The Final Verdict on Windows Vista

I've been using Windows Vista for almost five months now and I'm ready to get it said. I like Vista. No, I love Vista. Now, this is a very rare occurrence for me to love a Microsoft Operating System so early in the game - but it has happened.

Many have argued that Vista lacks "anything new" and it "fiddles with an interface that already works" , and to them I say hogwash! Many have complained and pointed out that Vista is just pretty icing atop an already well baked cake - and they're right. We can debate the quality of baking here, but it is primarily delicious icing atop an already baked cake of usefulness.

Many will argue with you about how the aesthetics don't matter, but I believe that it really does matter. For me, what makes Vista so great isn't one or two big new things that add up to create a much better feeling experience.

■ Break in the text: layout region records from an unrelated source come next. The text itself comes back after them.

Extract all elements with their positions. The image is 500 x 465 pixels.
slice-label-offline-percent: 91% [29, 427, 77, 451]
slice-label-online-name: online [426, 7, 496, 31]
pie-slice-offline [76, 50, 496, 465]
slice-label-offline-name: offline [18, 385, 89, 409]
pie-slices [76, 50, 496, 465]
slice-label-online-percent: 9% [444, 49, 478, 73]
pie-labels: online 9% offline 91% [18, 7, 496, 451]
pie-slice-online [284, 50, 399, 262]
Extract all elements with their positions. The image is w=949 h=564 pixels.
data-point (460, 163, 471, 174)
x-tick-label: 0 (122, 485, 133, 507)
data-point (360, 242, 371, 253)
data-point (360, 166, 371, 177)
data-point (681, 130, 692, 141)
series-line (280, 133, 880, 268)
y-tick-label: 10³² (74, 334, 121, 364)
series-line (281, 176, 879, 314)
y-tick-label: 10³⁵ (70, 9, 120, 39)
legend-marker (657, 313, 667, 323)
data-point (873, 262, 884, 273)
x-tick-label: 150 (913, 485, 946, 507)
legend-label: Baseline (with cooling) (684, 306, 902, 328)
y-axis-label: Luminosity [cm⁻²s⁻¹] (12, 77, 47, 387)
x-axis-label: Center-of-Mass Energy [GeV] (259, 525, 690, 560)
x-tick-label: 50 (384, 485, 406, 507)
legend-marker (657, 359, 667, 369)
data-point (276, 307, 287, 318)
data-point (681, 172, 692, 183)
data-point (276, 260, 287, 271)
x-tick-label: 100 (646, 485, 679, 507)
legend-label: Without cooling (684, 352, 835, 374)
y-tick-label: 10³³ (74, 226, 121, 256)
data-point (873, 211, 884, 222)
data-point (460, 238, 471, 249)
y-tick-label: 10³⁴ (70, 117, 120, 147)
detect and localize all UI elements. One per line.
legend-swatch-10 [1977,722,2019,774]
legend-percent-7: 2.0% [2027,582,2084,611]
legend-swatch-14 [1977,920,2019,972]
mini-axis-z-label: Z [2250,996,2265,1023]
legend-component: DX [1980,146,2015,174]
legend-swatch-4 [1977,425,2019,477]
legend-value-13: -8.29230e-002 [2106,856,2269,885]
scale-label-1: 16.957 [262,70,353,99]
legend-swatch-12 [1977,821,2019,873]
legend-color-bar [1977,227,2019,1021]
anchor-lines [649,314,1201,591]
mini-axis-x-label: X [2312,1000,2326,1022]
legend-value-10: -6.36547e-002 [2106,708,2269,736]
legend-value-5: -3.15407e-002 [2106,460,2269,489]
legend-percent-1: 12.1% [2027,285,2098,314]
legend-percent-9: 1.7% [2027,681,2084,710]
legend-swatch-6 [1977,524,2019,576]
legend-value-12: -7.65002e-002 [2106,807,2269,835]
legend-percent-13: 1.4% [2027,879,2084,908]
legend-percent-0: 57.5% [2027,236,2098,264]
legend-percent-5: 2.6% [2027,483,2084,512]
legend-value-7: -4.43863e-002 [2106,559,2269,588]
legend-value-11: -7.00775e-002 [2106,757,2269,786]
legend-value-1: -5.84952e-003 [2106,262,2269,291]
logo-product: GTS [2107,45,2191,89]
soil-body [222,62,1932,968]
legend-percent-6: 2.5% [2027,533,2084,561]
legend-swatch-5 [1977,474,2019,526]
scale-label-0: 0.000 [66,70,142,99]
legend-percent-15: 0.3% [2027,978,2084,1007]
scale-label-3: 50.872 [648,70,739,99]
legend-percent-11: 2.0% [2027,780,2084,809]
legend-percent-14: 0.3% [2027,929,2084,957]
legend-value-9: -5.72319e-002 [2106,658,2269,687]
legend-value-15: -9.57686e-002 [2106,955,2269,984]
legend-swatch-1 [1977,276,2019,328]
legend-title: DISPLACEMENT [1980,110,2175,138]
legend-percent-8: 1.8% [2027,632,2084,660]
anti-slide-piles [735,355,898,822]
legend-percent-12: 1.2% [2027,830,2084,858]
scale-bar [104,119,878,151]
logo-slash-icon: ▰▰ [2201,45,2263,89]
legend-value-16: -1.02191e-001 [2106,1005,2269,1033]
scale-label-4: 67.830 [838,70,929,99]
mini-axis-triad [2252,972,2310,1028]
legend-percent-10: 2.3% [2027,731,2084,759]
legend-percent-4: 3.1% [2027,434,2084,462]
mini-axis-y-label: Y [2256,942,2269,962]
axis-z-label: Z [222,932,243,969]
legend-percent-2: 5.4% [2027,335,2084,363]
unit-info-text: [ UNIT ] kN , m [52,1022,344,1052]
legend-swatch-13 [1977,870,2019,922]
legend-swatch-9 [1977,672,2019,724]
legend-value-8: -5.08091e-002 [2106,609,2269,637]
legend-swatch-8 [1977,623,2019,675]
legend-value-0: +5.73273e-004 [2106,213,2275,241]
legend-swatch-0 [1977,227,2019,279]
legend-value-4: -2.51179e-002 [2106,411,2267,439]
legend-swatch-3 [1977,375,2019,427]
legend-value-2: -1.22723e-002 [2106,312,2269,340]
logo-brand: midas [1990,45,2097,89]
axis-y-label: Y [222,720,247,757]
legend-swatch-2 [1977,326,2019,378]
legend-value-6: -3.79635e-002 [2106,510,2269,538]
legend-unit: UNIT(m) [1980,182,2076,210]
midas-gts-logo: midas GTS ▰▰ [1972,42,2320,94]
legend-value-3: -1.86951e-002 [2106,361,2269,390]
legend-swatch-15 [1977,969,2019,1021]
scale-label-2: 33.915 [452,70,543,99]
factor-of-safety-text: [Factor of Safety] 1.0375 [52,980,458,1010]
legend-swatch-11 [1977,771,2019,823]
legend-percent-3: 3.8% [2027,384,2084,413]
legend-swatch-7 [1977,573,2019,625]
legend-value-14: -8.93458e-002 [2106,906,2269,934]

All of the icing, as it were, ends up making everything a little easier to use and in the end makes the whole system better.

Many directly complain about Aero just being there to "look pretty". My rebuttal is simply, "what's wrong with that?". If my interface simply looks better and I feel like it suits my tastes better, won't it make me happier in doing whatever I'm doing? Aero's new rendering engine makes everything render much more smoothly and appear much more attractively. This isn't even to begin touching on Vista's amazing new font-rendering engine which makes looking at XP's ClearType (which is worlds better than Windows 98's Font Smoothing which is...) painful.

Little features, too, help to make the difference. The customizable side-bar in Explorer is a change made that utterly revolutionizes the way I use Explorer and mscom save dialogs. I no longer need to hunt for any of my common folders, I just click and there I am. I am constantly reaching for it whenever I use an XP box. Even the progress bar representing hard disk usage has a noticeable impact on my daily use habits, since I no longer need to do the old "Right Click - Properties" shuffle.

Also, while it is available for XP, Windows Media Player 11 fits right in with Vista. I have to thank Andy for turning me on to this one, but it ends up being the best media player that I've ever worked with. The views are wonderfully thought-out with genre breakouts, album breakouts and artist breakouts. If you pull up a search that returns multiple albums, they are each seperated - so you never have the googlie eyed stare at 1,000 music results that you get with iTunes.

What's not to like? Gaming Performance. I've still got my XP partition around for gaming, and I don't think that's going to change anytime soon. I can observe noticeable differences in frame rates in Warhammer 40k, Battlefield 2 and just about everything else that I've tried under Vista Vs. XP. It seems like there's a lot going on under the hood, that we don't really have control over.

So, where do I stand now? I love Vista. It's not there for gaming, but as a day-to-day workstation - it makes a wonderful OS choice.

Note: I'm not even considering licensing issues. The OS market is so woefully messed up that there's no point in even discussing them.


Andy

I agree. With all of it.

Jordan T. Cox

Yae! Agreement. What else do you like about Vista?